Auch der geopolitische Konflikt zwischen EU und Russland spielt bei dieser Auseinandersetzung eine Rolle. Ende September schloss Ungarn einen Vertrag mit Gazprom über die Lieferung von 4,5 Milliarden Kubikmetern Gas jährlich. Mit 15 Jahren Laufzeit ist es genau die Art von langfristigen Verträgen, die sich Russland wünscht. Doch stellte Russland eine Bedingung: Das Gas sollte nicht mehr wie früher durch die Ukraine geleitet werden, sondern durch Serbien und Österreich. So gehen der Ukraine nicht nur Transitgebühren verloren, das Land befürchtet auch, Russland wolle es, allen Beteuerungen zu Trotz, nach der Inbetriebnahme von Nord Stream 2 ganz aus dem Gastransit ausschließen.

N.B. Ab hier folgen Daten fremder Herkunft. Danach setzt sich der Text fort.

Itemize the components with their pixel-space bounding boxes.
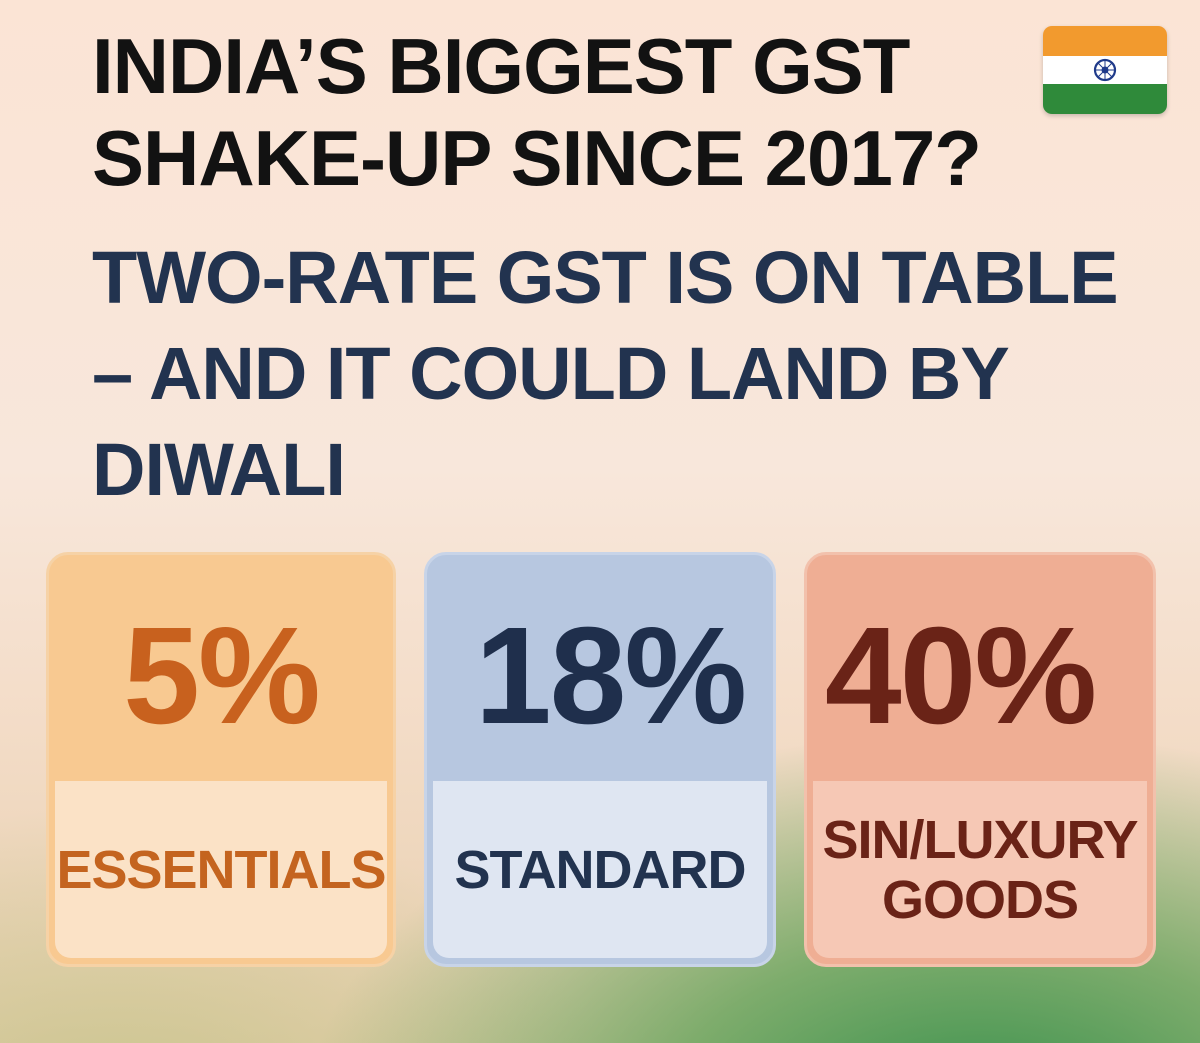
rate-value: 5% [123,599,320,753]
subheadline: TWO-RATE GST IS ON TABLE – AND IT COULD … [92,236,1119,511]
rate-label-box: ESSENTIALS [55,781,387,958]
rate-label-box: SIN/LUXURY GOODS [813,781,1147,958]
rate-value: 18% [474,599,747,753]
rate-label-box: STANDARD [433,781,767,958]
headline: INDIA’S BIGGEST GST SHAKE-UP SINCE 2017? [92,22,982,202]
rate-value: 40% [824,599,1097,753]
rate-card-standard: 18% STANDARD [424,552,776,967]
rate-card-essentials: 5% ESSENTIALS [46,552,396,967]
rate-label: SIN/LUXURY GOODS [822,809,1138,930]
rate-label: ESSENTIALS [56,839,386,900]
india-flag-icon [1043,26,1167,114]
rate-label: STANDARD [454,839,747,900]
rate-card-sin-luxury: 40% SIN/LUXURY GOODS [804,552,1156,967]
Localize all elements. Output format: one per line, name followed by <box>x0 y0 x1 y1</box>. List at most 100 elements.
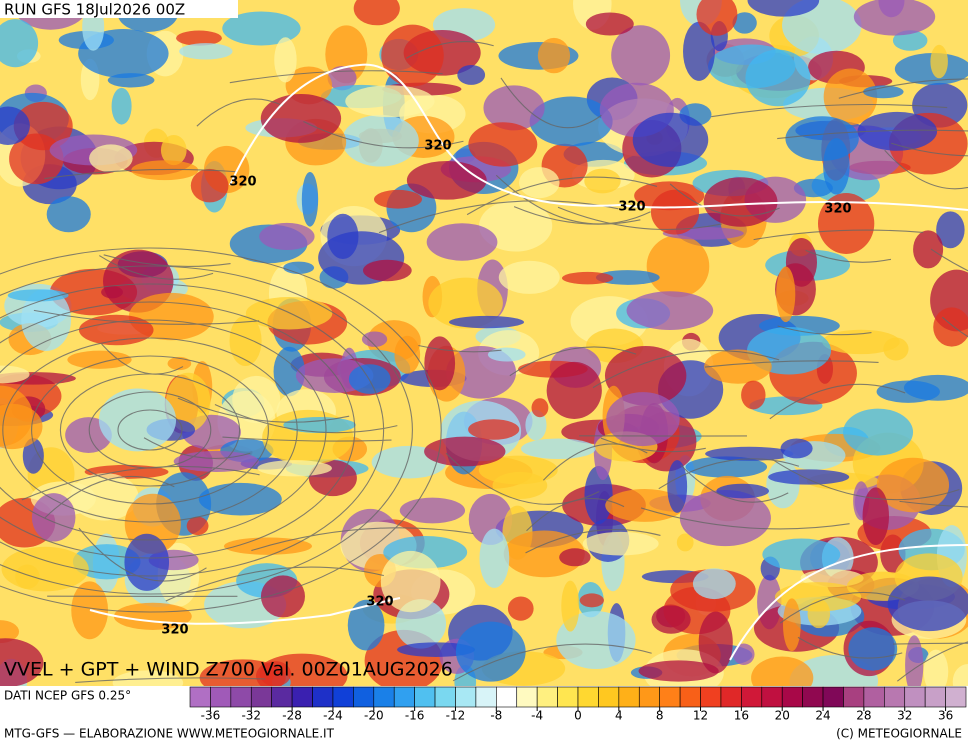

Die deutsche Regierung hat versprochen, dass auch nach Ende der bisherigen Transitverträge im Jahr 2024 russisches Gas durch die ukrainischen Pipelines fließen soll. Die Verhandlungen darüber stehen aber ebenso wie die letztliche Klärung des für Nord Stream 2 bewilligten Transportvolumens noch aus. Russland hat immer wieder betont, Gastransit durch die Ukraine nach 2024 sei zwar möglich, jedoch nur, wenn Europa auch zusichere, genug Gas abzunehmen.